Une avalanche de références à la pop culture

Fun et divertissant, Ready Player One est comme un bonbon bourré de nostalgie qui fond dans la bouche durant deux bonnes heures. Les références à la pop culture sont nombreuses et nul doute que les fans vont regarder le film au ralenti pour toutes les trouver.

Il y en a absolument pour tous les goûts et tous les âges. Mad Max, Star Trek, Battlestar Galactica, Cowboy Bebop, Akira, Gundam, Halo, Overwatch, Batman, Les Tortues Ninja, et j’en passe tant la liste est très longue. Certaines sont très discrètes, tandis que d’autres sont bien plus visibles, quand elles ne sont tout simplement pas des éléments essentiels à l’intrigue, comme l’incroyable reconstitution de Shining.

Le plus fou, c’est que Steven Spielberg soit parvenu à réunir autant de licences différentes dans un seul film ! Bien que le réalisateur n’ait pas précisé s’il a parfois été nécessaire de mettre la main à la poche, il semble pourtant avoir réussi à obtenir toutes les autorisations sans trop de problèmes et avec la bénédiction des divers détenteurs des droits. En même temps difficile de repousser une telle demande à un cinéaste qui a en de nombreuses occasions rapporté plusieurs millions de dollars au box-office.

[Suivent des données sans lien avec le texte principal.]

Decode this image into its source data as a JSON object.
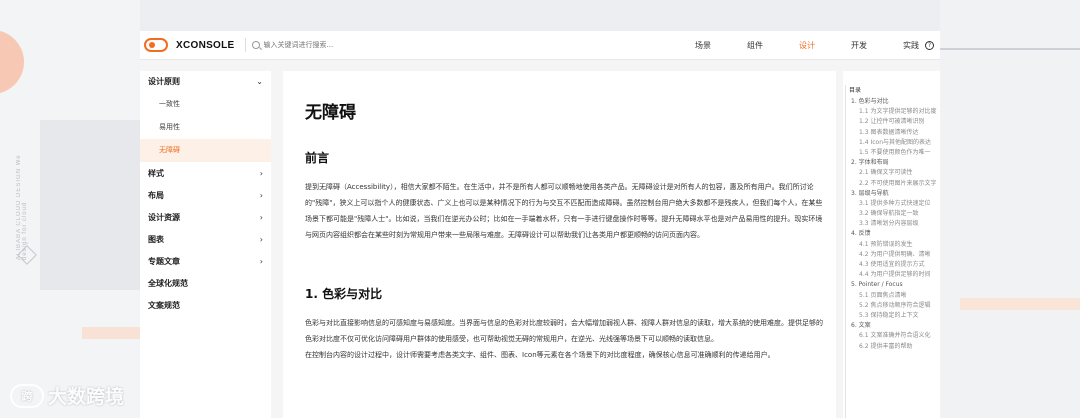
{
  "header": {
    "brand": "XCONSOLE",
    "search_placeholder": "输入关键词进行搜索...",
    "nav": [
      {
        "label": "场景",
        "active": false
      },
      {
        "label": "组件",
        "active": false
      },
      {
        "label": "设计",
        "active": true
      },
      {
        "label": "开发",
        "active": false
      },
      {
        "label": "实践",
        "active": false
      }
    ],
    "help_glyph": "?"
  },
  "sidebar": {
    "design_principles": {
      "label": "设计原则",
      "children": [
        "一致性",
        "易用性",
        "无障碍"
      ],
      "active_child": "无障碍"
    },
    "items": [
      "样式",
      "布局",
      "设计资源",
      "图表",
      "专题文章"
    ],
    "plain_items": [
      "全球化规范",
      "文案规范"
    ]
  },
  "content": {
    "title": "无障碍",
    "intro_heading": "前言",
    "intro_text": "提到无障碍（Accessibility），相信大家都不陌生。在生活中，并不是所有人都可以顺畅地使用各类产品。无障碍设计是对所有人的包容，惠及所有用户。我们所讨论的\"残障\"，狭义上可以指个人的健康状态、广义上也可以是某种情况下的行为与交互不匹配而造成障碍。虽然控制台用户绝大多数都不是残疾人，但我们每个人，在某些场景下都可能是\"残障人士\"。比如说，当我们在逆光办公时；比如在一手端着水杯，只有一手进行键盘操作时等等。提升无障碍水平也是对产品易用性的提升。现实环境与网页内容组织都会在某些时刻为常规用户带来一些局限与难度。无障碍设计可以帮助我们让各类用户都更顺畅的访问页面内容。",
    "section1_heading": "1. 色彩与对比",
    "section1_text1": "色彩与对比直接影响信息的可感知度与易感知度。当界面与信息的色彩对比度较弱时，会大幅增加弱视人群、视障人群对信息的读取，增大系统的使用难度。提供足够的色彩对比度不仅可优化访问障碍用户群体的使用感受，也可帮助视觉无碍的常规用户，在逆光、光线强等场景下可以顺畅的读取信息。",
    "section1_text2": "在控制台内容的设计过程中，设计师需要考虑各类文字、组件、图表、Icon等元素在各个场景下的对比度程度，确保核心信息可准确顺利的传递给用户。"
  },
  "toc": {
    "title": "目录",
    "entries": [
      {
        "level": 1,
        "text": "1. 色彩与对比"
      },
      {
        "level": 2,
        "text": "1.1 为文字提供足够的对比度"
      },
      {
        "level": 2,
        "text": "1.2 让控件可被清晰识别"
      },
      {
        "level": 2,
        "text": "1.3 图表数据清晰传达"
      },
      {
        "level": 2,
        "text": "1.4 Icon与其他配图的表达"
      },
      {
        "level": 2,
        "text": "1.5 不要使用颜色作为唯一"
      },
      {
        "level": 1,
        "text": "2. 字体和布局"
      },
      {
        "level": 2,
        "text": "2.1 确保文字可读性"
      },
      {
        "level": 2,
        "text": "2.2 不可使用图片来展示文字"
      },
      {
        "level": 1,
        "text": "3. 层级与导航"
      },
      {
        "level": 2,
        "text": "3.1 提供多种方式快速定位"
      },
      {
        "level": 2,
        "text": "3.2 确保导航指定一致"
      },
      {
        "level": 2,
        "text": "3.3 清晰划分内容层级"
      },
      {
        "level": 1,
        "text": "4. 反馈"
      },
      {
        "level": 2,
        "text": "4.1 预防错误的发生"
      },
      {
        "level": 2,
        "text": "4.2 为用户提供明确、清晰"
      },
      {
        "level": 2,
        "text": "4.3 使用适宜的提示方式"
      },
      {
        "level": 2,
        "text": "4.4 为用户提供足够的时间"
      },
      {
        "level": 1,
        "text": "5. Pointer / Focus"
      },
      {
        "level": 2,
        "text": "5.1 页面焦点清晰"
      },
      {
        "level": 2,
        "text": "5.2 焦点移动顺序符合逻辑"
      },
      {
        "level": 2,
        "text": "5.3 保持稳定的上下文"
      },
      {
        "level": 1,
        "text": "6. 文案"
      },
      {
        "level": 2,
        "text": "6.1 文案准确并符合语义化"
      },
      {
        "level": 2,
        "text": "6.2 提供丰富的帮助"
      }
    ]
  },
  "background": {
    "vertical_brand": "ALIBABA CLOUD DESIGN",
    "vertical_sub": "We design for cloud",
    "watermark": "大数跨境",
    "watermark_icon": "跨"
  },
  "colors": {
    "accent": "#f26d21",
    "active_bg": "#fdf0e7",
    "page_bg": "#f5f5f5"
  }
}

En tout cas pour ceux qui ont bien voulu collaborer, car d’autres ont clairement refusé. Par exemple, les références à Star Wars sont assez discrètes et le X-Wing n’est pas piloté par le héros du film comme dans le livre. On me souffle également à l’oreille qu’Ultraman devait participer à la bataille finale et a été remplacé par Le Géant de Fer.

Oui, mais à part ça ?

Malheureusement, c’est à peu près tout ce que le métrage nous propose. Certes, il n’a aucun défaut majeur, mais il ne fait preuve d’aucune fulgurance. Le scénario est bien écrit, la mise en scène made in Spielberg est toujours aussi agréable et efficace, en particulier durant la course que je trouve absolument bluffante, et visuellement le film offre du lourd. Là-dessus, je pense que tout le monde est d’accord.

Cependant, l’histoire n’est pas très originale, les sujets abordés sont survolés en plus d’être un peu trop caricaturaux à mon goût.

J’ajouterais également que certains choix m’ont laissé perplexe, comme l’introduction. Pourquoi cette voix off, alors que certaines informations sont visibles à l’écran ? Pire, pourquoi répéter deux fois la même chose ? Je comprends qu’il soit nécessaire de bien intégrer le spectateur à l’univers, mais de là à le considérer pour un idiot à ce point, il y a des limites.

Par ailleurs, je me garderais bien d’évoquer les incohérences du film, par exemple la reconnaissance des mouvements qui n’est pas toujours très claire. À priori si l’utilisateur possède juste un casque, le reste du corps n’est pas pris en compte, sauf s’il emploie d’autres périphériques comme le tapis roulant. Jusqu’ici, cela semble logique. Pourtant, on peut voir des personnages se déplacer de la même manière que leur avatar virtuel, alors qu’ils ne sont équipés que d’un casque VR. Certes, je veux bien que tout se passe dans la tête, mais dans ce cas pourquoi est-il nécessaire d’avoir des accessoires pour bouger librement dans l’OASIS ? Et cela ne s’arrange pas quand c’est le scénario qui décide si le moindre mouvement doit être reconnu ou non, notamment lorsque Wade tente d’insérer les clés.

Verdict

Ready Player One ne prend pour ainsi dire aucun risque et se contente du minimum actuel. Le résultat est spectaculaire et Spielberg nous offre un film très divertissant, mais malheureusement cela est insuffisant pour moi. À titre personnel, je lui préfère de loin Avalon de Mamoru Oshii. Certes beaucoup moins fun, mais beaucoup plus cohérent et intéressant à tous les niveaux.